The Institution of Mechanical Engineers (IMechE) has published a report summarising the key features of recent government initiatives which will impact engineering the education and skills systems in England. Most recently these have been the industrial strategy green paper and the budget supporting technical education. The purpose of the paper is to make recommendations based on an overview where interactions between initiatives could be improved.
The paper has a specific emphasis on further education, technician skills and Apprenticeships. Attention is also drawn to opportunities that have so far been missed, to increase the availability of engineering talent to meet industry needs.
The report identifies key issues such as the need for professional engineering institutions to use their unique position to uphold standards of personal competence as systems change. It finds that institutions’ work should be based on providing guidance for their members on skills and that they must adapt to offer standards for all Vocational Qualification levels as well as those that naturally fit the existing Engineering Technician (EngTech), Incorporated Engineer (IEng) and Chartered Engineer (CEng) grades of professional registration.
The paper finds that Apprenticeships need to focus not only on quality but also on perceptions and awareness.

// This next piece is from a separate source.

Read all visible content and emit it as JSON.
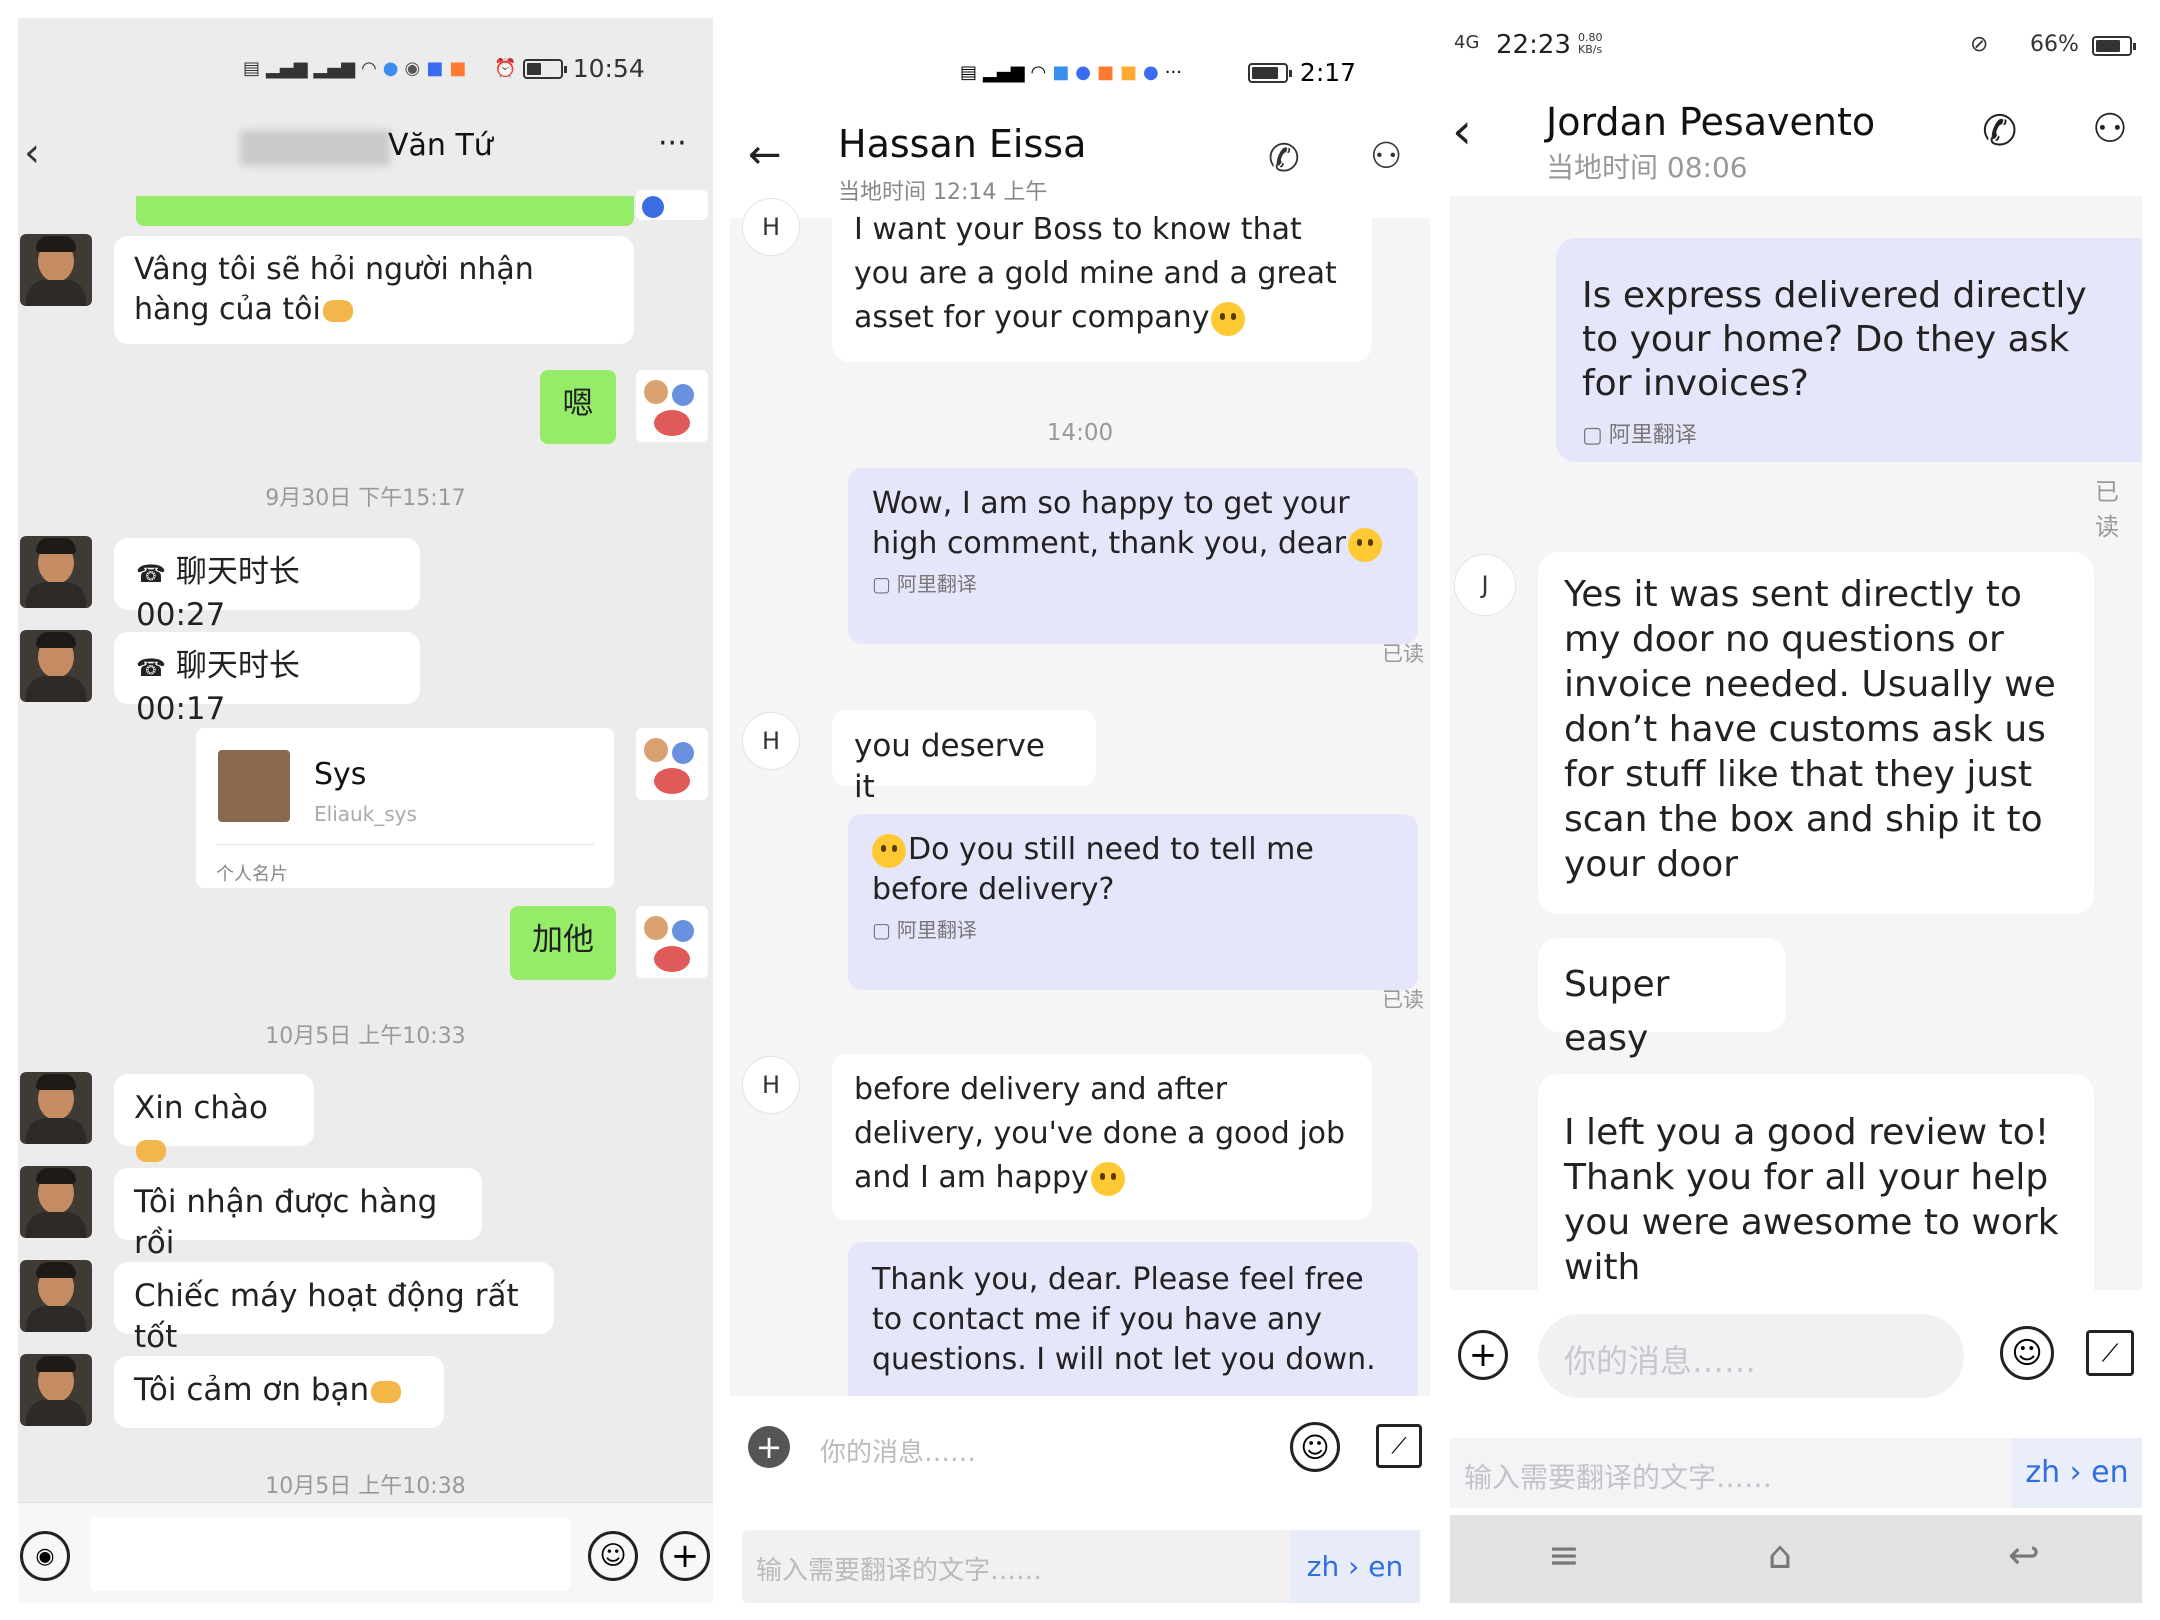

IMechE highlights that the Apprenticeship levy will bring a boost in resources but must also drive change in behaviour. It cites the use of UCAS to promote degree apprenticeships alongside other degree course as an excellent example of progress.
According to the paper incentives are needed to encourage more STEM graduates into teaching in schools, while in further education, the assessment of how colleges train and maintain the professional learning of their lecturers needs to be an explicit and a critical part of Ofsted inspections.